Q: What do you want to show through these videos?
A: Not much. I just want them to be good quality, interesting, and match the pace and feel of the song. I don’t really care for videos. For me, they distract from the music and can carry too much weight in determining a person’s feelings about a song. Just give me the audio and I’m fine. Still, that’s the old school purist in me talking, and certainly we live in a visual-driven world where many people’s musical experience is enhanced by video. So, I wanted to take the challenge of making a video for all 13 tracks on this album and see what I could learn from doing that: I definitely learned a lot, too. Learned about file terminology, large file transfer, the videography and editing itself, and working with visual creative artists (I’m used to working with creative artists in a more audio setting). It’s been worth the ride, and the final product has far exceeded what I imagined. Big kudos to all the video directors on Prowlin’ Lobo Blues!

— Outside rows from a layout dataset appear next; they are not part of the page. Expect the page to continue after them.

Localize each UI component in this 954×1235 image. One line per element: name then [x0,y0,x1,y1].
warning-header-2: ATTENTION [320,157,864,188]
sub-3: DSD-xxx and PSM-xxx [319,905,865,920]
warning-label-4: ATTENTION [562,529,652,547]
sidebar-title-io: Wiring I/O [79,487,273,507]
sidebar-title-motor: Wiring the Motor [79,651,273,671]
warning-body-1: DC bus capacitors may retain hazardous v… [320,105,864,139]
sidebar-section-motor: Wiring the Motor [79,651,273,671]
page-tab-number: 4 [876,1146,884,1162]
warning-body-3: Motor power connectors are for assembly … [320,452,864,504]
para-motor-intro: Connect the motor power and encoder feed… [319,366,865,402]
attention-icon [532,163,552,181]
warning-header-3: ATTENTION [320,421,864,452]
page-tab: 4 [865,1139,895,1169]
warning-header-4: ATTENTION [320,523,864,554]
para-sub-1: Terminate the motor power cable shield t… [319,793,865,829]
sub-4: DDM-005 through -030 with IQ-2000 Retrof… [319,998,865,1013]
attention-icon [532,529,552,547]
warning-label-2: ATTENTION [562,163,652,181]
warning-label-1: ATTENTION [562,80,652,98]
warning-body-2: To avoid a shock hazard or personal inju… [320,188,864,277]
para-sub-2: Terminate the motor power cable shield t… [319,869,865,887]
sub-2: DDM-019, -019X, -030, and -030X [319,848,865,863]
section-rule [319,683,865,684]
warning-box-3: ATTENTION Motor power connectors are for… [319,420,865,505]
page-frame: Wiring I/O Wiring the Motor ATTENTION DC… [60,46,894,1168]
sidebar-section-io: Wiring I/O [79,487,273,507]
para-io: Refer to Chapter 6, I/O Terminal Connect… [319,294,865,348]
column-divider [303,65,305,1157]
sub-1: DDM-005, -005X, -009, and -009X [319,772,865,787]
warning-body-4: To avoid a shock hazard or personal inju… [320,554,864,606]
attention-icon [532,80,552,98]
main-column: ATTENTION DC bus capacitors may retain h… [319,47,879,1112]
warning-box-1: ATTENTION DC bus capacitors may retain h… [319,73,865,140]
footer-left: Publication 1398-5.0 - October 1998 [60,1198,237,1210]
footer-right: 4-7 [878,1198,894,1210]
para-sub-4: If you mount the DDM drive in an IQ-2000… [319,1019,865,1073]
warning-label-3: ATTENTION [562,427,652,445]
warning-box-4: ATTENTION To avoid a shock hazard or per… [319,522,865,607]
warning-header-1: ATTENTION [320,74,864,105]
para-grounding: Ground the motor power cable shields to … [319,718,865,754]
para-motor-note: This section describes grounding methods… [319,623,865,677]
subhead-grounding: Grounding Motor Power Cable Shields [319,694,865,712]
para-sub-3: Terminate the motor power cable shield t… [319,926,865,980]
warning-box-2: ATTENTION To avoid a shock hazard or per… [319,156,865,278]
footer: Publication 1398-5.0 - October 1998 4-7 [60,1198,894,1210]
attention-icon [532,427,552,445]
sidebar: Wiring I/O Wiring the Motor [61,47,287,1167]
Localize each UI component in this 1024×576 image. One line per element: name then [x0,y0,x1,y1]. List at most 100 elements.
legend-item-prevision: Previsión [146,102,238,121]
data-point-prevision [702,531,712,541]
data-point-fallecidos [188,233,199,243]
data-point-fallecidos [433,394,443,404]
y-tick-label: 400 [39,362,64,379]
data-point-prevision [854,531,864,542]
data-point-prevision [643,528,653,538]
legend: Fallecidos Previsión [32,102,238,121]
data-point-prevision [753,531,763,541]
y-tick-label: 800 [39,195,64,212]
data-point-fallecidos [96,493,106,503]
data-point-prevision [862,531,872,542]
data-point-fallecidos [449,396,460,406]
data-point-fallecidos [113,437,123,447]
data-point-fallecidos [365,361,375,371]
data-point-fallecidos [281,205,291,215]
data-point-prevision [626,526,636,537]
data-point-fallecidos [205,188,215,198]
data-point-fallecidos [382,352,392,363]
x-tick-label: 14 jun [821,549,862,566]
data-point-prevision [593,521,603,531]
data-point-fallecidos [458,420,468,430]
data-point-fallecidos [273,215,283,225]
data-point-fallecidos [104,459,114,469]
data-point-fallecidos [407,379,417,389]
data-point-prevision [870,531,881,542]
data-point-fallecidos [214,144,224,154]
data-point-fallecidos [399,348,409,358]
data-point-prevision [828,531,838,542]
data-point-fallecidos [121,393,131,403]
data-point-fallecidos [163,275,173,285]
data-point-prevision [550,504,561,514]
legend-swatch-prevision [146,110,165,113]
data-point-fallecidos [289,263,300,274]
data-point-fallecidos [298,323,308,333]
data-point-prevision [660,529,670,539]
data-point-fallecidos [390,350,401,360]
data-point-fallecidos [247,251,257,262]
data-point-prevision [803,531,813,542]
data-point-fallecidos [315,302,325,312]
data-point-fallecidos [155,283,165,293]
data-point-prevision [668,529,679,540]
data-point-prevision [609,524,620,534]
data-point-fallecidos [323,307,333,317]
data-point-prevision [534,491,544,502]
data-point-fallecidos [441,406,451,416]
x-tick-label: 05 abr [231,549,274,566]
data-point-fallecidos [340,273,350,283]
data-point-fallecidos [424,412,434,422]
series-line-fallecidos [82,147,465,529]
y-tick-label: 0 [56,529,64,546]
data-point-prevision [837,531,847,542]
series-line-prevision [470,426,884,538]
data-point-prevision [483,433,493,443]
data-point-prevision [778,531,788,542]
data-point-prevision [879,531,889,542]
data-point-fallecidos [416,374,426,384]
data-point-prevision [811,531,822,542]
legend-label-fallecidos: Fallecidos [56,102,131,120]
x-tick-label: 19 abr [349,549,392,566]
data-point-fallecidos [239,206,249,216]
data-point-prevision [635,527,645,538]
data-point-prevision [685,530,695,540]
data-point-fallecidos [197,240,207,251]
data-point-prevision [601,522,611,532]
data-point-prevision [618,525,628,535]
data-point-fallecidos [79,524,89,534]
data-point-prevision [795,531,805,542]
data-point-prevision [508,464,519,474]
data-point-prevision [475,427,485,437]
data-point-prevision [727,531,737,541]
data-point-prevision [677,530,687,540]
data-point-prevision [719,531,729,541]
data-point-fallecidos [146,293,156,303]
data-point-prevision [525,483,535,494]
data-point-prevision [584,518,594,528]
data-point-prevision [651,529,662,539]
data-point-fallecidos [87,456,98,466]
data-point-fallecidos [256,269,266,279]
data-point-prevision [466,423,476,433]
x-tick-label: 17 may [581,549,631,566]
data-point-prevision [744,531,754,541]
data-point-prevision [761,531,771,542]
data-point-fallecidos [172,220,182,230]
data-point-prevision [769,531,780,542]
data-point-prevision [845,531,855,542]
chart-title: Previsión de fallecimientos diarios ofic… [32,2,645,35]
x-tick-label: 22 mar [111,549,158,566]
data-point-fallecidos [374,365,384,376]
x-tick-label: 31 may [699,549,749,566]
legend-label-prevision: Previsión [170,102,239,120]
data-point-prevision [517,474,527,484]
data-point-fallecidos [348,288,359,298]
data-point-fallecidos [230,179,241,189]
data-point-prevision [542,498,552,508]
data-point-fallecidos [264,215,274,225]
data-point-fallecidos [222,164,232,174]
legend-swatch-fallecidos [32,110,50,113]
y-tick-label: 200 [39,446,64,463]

Q: What are your plans with the album?
A: To promote it as much as possible both online and live. To get the music noticed – that’s a tough proposition in the world today. I only make music that I believe in. I hope others can see the value in that music.
Q: What are your plans for the future?
A: I’ve got a lot of rhythms recorded at home. A lot of grainy, dirty, totally unpolished rhythms that I can probably only half-assed play right now. A few songs are complete, but it’s mostly rhythmic ideas now without lyrics. I’ll turn to these soon and we’ll see what comes from it. But, as I mentioned before, the “Terrebonne” / “Black Water Buff” bridge is built, and I anticipate crossing it on the next album.